I think what’s important in all of this is the deal Josh struck to release the full, unedited recording of the demonstration in exchange for a promise by the Feds not to call him to testify before the grand jury and identify demonstration participants. I have a facility for identifying human voices by their pitch, cadence and timbre, and I can often recognize a singer within a few notes of a song I’ve never heard. Even though I haven’t been around the Bay Area anarcho scene in years, as I watched the tinny video on Josh’s website, I was able to pick out three people I knew immediately based on their voices. All three wore masks throughout the recording. Josh, as an active participant in the local anarchist milieu, could have easily fingered scores of people who were involved in the riot in testimony before the grand jury, or spent several more months in jail on contempt charges for refusing to do so.

Yet releasing the dvr wasn’t risk free. Clearly, the Feds were on a fishing expedition here. Given the time, a zealous prosecutor, or a Federal government truly bent on a witch-hunt, could have given the recording the full CSI treatment. No doubt, others would have been subpoenaed. Obviously, Josh Wolf was between a rock and a hard place on this one.

The US Attorney’s Office spun the deal Josh made by falsely claiming that Wolf had complied with the original subpoena, a gross distortion picked up by the SF Chronicle when it reported on 4-4-07 that Josh had been freed only after giving up and turning over the video. Finally, a Chronicle op-ed piece on 4-9-07 by Peter Scheer, executive director of the California First Amendment Coalition, claimed that the Feds made a mistake in going after Josh for evidence he never had, that Josh made a mistake in going to jail over material that was not evidence, that indeed the whole thing was a “huge misunderstanding.”

Contrary to the US Attorney’s Office and the Chronicle, Josh didn’t comply with the original subpoena, nor did he give up. He did manage to force the government to back off from making him name names, essentially running out the clock on the investigation. The Federal grand jury is set to expire next month, in July, without having accomplished much other than keep Josh Wolf in jail. Josh made about as principled a decision as was possible, given the circumstances.

Notice I’m not discussing whether Josh “did the right thing.” In 1968, when everybody was carrying around that godawful tome Atlas Shrugged by second-rate writer Ayn Rand, I was reading Nietzsche’s snazzy, slim volume Beyond Good and Evil. I agree with the critique of morality, though I don’t use it to justify a sophomoric nihilism that Nietzsche himself rejected. As any good Marxist well knows, activity precedes consciousness, but once consciousness arises, it influences activity. It is possible to derive and practice principled behaviors from a theoretical understanding of reality. It is then possible to learn from the successes and failures of those behaviors to modify one’s original understanding of the world.

It’s called praxis.

A couple of years ago, the BASTARD conference presented self-admitted police snitch Bob Black conducting a workshop.

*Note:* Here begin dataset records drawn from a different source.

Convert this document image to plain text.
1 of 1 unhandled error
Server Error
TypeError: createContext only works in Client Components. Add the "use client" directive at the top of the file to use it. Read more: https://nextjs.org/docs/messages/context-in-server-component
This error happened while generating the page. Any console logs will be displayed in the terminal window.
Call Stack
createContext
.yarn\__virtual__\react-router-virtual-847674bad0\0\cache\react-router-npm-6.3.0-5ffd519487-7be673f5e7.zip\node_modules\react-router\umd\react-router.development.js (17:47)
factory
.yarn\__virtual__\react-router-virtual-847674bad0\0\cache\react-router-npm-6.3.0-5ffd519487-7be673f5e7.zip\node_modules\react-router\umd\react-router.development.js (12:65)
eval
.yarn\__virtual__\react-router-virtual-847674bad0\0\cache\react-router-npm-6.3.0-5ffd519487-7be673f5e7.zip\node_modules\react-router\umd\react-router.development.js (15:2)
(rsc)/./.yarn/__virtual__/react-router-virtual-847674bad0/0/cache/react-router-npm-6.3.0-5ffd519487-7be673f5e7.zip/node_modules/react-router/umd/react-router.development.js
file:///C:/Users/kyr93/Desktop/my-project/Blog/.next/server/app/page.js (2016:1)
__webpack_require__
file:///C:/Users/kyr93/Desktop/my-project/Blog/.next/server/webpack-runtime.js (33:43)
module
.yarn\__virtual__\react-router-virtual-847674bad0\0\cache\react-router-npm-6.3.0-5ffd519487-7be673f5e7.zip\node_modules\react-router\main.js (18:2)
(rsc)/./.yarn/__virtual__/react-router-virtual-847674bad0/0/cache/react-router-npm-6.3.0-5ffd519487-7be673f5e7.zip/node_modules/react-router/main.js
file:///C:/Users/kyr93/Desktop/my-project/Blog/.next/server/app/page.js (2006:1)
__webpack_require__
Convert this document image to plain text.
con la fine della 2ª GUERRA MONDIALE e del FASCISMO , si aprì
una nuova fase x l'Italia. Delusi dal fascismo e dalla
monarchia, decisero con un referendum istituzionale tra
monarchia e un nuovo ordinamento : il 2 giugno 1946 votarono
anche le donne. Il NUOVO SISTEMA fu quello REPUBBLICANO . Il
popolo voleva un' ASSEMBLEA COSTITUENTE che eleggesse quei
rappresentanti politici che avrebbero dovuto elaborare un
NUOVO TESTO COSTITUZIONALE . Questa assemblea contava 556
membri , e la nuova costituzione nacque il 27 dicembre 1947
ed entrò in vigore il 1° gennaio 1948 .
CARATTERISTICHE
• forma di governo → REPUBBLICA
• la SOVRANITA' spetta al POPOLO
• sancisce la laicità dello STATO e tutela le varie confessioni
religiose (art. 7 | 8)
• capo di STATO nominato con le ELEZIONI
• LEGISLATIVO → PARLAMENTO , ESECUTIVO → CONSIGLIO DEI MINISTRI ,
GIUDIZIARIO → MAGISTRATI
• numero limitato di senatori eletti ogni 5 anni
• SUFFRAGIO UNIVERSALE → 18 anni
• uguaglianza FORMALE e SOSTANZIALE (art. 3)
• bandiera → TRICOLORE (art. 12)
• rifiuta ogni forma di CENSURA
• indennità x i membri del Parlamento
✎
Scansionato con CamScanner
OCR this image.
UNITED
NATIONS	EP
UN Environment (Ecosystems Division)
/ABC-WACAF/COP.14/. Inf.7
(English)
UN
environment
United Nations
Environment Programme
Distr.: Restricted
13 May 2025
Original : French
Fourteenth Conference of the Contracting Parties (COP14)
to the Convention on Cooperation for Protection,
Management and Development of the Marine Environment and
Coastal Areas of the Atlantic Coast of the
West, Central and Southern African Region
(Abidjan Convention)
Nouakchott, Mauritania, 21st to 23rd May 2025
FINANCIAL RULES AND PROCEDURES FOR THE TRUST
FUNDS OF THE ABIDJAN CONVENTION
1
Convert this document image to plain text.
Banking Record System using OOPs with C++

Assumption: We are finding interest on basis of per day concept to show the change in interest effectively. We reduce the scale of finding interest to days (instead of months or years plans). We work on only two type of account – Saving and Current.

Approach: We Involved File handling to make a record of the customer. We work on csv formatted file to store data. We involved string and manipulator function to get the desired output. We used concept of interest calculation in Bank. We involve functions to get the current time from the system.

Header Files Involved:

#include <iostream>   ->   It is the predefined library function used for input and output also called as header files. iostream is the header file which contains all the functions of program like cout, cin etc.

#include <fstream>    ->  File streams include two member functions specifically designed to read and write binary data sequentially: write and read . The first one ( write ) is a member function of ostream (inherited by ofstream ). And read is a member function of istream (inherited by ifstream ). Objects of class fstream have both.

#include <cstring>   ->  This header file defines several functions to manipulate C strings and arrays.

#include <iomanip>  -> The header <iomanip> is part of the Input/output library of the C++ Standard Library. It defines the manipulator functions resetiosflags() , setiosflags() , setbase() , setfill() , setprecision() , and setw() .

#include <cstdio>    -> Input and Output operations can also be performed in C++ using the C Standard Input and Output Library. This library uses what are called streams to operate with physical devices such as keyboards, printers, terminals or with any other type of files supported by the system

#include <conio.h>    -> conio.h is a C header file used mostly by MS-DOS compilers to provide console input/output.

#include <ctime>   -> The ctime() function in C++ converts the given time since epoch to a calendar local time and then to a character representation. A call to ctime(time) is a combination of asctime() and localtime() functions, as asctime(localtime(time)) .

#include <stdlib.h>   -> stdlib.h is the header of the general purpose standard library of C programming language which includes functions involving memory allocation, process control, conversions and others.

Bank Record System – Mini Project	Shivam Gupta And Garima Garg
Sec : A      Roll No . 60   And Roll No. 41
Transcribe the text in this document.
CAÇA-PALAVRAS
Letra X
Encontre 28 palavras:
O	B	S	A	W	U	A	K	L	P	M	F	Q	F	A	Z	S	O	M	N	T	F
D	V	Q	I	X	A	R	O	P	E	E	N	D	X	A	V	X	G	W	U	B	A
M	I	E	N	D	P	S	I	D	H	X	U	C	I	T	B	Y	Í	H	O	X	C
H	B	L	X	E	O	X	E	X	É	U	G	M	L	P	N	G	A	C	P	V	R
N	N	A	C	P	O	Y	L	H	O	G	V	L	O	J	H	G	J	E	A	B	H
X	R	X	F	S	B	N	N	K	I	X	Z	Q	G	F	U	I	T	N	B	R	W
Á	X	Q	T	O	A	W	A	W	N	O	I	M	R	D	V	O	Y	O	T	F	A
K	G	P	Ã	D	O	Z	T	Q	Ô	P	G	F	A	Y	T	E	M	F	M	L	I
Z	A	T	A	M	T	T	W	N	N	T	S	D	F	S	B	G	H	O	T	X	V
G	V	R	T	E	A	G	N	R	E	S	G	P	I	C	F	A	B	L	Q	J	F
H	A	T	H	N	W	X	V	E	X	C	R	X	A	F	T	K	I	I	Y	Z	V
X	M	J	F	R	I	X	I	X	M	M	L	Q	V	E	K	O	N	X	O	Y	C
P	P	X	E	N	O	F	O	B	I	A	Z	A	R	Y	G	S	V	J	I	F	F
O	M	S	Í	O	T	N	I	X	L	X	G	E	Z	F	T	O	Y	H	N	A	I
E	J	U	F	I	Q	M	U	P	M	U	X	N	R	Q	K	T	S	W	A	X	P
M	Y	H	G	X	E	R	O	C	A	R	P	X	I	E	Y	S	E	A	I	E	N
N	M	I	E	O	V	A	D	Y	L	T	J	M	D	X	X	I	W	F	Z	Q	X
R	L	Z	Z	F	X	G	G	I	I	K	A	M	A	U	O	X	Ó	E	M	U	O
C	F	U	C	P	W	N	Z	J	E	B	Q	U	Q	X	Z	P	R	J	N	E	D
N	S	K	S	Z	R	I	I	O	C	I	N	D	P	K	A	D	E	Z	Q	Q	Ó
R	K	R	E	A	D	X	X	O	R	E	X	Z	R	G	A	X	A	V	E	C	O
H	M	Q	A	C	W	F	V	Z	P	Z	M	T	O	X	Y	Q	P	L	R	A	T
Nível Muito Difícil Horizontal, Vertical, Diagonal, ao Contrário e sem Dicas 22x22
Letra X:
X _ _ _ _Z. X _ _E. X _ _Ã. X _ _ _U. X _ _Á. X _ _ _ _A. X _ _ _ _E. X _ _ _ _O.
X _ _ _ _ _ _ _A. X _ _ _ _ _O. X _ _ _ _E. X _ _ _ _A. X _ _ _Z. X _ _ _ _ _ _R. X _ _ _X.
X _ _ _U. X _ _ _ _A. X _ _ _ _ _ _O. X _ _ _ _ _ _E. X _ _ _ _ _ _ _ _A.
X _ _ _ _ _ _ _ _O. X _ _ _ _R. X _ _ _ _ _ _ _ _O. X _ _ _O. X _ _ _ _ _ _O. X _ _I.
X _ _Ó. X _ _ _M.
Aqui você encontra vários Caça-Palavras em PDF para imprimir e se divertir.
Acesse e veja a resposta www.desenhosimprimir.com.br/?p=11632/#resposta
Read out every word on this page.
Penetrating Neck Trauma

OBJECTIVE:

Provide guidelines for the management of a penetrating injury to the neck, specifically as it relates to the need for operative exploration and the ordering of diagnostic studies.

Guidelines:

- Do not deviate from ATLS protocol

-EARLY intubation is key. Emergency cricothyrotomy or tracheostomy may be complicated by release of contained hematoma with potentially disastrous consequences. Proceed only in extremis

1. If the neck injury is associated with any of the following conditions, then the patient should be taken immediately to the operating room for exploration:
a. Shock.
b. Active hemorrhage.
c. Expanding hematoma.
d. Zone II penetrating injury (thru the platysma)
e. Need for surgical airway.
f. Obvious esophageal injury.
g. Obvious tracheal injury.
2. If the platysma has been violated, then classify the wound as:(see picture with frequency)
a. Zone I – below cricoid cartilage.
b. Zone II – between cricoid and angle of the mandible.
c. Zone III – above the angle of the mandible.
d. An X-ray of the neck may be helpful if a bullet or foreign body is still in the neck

A number of folks had principled objections to Bob Black’s presence-from concerns about personal and collective security to the argument that, if the state is the enemy, than a police informant is a state collaborator. These protestations were dismissed as moralistic by the conference organizers. The puerile nihilism of the BASTARDs aside, I would contend that anarchism in general fails to grasp the importance of principled praxis. Along with failing to see the forest for the trees, this flaw also contributed to anarchists wreaking havoc in a working class neighborhood in the name of working class solidarity.

It’s nice to know that at least one anarchist is capable of principled behavior.

There I go again, disrespecting anarchism. Not so long ago, I was praising to high heaven the role of anarchism in Seattle 1999 and the subsequent anti-globalization movement. This column’s header is a tongue-in-cheek tribute to that historical moment. Anarchism has a very long history of losing it at the moment of greatest influence, of self-destructing with success at hand, of snatching defeat from the jaws of victory. I guess I’m pissed that I witnessed yet another episode in that sad tradition.